The best way to find out each employee’s unique EVP is to ask, either individually or through company surveys, and check in often, as an employee’s EVP could change throughout their career with your organization.

Set Up Support Systems For Your Employees

Setting up support systems for employees and their families is not a gimmick. It’s a real demonstration that your organization cares.

The days of a health benefit plan being good enough to keep employees happy are over. Your employees are more than their health, vision and dental plans. Today’s employees want more robust and comprehensive support for their whole being and their families. Adding an employee assistance program to your benefits package is one way to help.

EAPs are work-based benefits programs that offer a wide variety of services at low or no cost for employees. EAPs often include services such as financial planning, legal help, elder care assistance, help finding childcare, mental health services, professional coaching and more. By offering your employees an EAP, you show that you recognize they have intricate lives outside work and want to offer support for the whole person.

Support Nontraditional Career Continuums

Unconventional career moves are no longer all that unconventional. Today’s employees, especially younger generations, go up, down, over, back out and in again. Job hopping has become the norm.

If you want to keep your employees, and you do, because employee acquisition and hiring are a drain on company resources, create a system to support career continuums whichever way they go within your organization.

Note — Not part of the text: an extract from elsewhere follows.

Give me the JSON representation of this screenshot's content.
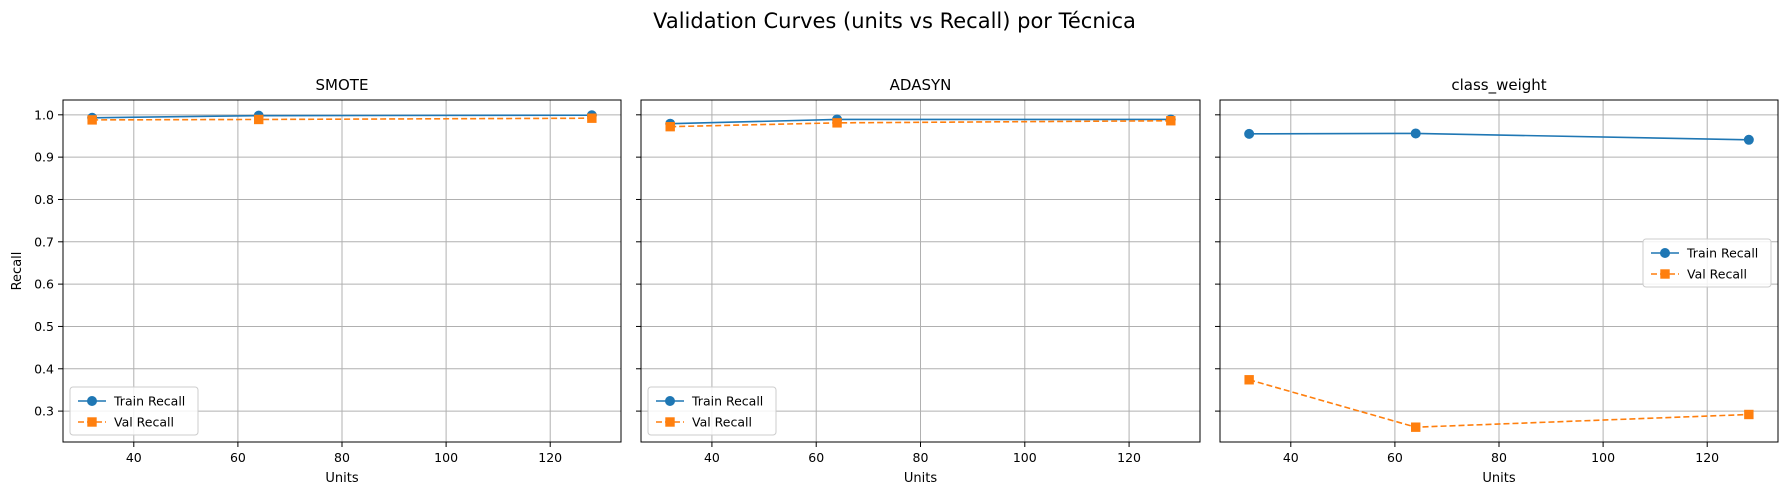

Allow your employees to try different positions within your organization, so they can expand their horizons without putting in their notices. While you’re holding their original positions for them during the trial period, hire freelancers or contractors to fill the gap. This is an extra cost, but it is far less expensive than the cost of finding and hiring someone new if an employee leaves to obtain the new experience they want somewhere else.

Tailoring The Work Experience Is The New Company Culture

If you want to attract and retain great employees, foosball tables don’t cut it anymore. Today, employee acquisition and retention are all about giving employees what they really need: support, opportunity and recognition as a whole person.